Nombre d’habitants (en millions) 1er niveau 2e niveau 3e niveau
Allemagne 83 11.553 communes 301 districts ruraux 16 Etats fédérés
Belgique 10 589 communes 10 provinces 6 communautés et régions
Espagne 48 8.116 communes 52 provinces 17 communautés autonomes
France 64 36.697 communes 101 départements 27 régions
Italie 60 8.094 communes 110 provinces 20 régions dont 5 à statut spécial
Pologne 38 2.479 communes 379 comtés 16 régions
Royaume-Uni 63 409 autorités locales 28 comtés 4 nations (Ecosse, Pays de Galle, Angleterre, Irlande du Nord)
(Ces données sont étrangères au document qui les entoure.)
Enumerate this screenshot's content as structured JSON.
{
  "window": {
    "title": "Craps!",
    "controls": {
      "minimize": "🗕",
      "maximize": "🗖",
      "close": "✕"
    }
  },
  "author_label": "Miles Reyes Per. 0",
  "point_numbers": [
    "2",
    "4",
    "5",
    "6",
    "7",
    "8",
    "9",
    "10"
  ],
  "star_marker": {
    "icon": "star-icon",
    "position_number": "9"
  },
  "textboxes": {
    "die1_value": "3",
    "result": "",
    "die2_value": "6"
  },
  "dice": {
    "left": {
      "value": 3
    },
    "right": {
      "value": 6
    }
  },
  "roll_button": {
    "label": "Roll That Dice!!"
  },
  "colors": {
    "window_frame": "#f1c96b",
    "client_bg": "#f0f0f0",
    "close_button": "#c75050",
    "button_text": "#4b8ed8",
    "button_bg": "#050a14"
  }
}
Rappelons que la France est particulièrement en retard en termes de fusion des communes. Avec plus de 36.700 communes, la France compte trois fois plus de communes qu’en Allemagne, qui compte davantage d’habitants que l’Hexagone, et quatre fois plus qu’en Italie. On constate qu’à peu près partout en Europe, le nombre de municipalités a été considérablement réduit. On compte donc : 36.785 maires Et environ 536.519 conseillers municipaux (soit 1 électeur sur 100). Et ces élus composent une majorité des 1,2 milliard d’euros versés chaque année au titre de la rémunération des élus locaux. Les quelque 20.250 maires des communes de moins de 5.000 habitants reçoivent une indemnité brute mensuelle de 646.25 euros et les maires des communes comprises entre 500 et 10.000 habitants bénéficient d’une indemnité allant de 1.178 à 2.090 euros bruts mensuels Pour plus d’information sur la rémunération des élus locaux, voir Emploi 2017. Ainsi, une réduction de leur nombre, qui passerait par une fusion des communes de moins de 5.000 et puis de moins de 10.000 habitants, comme le propose la Fondation iFRAP, permettraient de réaliser des économies non négligeables et d’atteindre une « taille critique » de gestion des communes. A noter que les Allemands qui ont su réduire le nombre de leurs communes de 35.000 à 8.000, ne rémunèrent pas leurs élus municipaux sauf pour les communes importantes où la fonction de maire est à plein temps.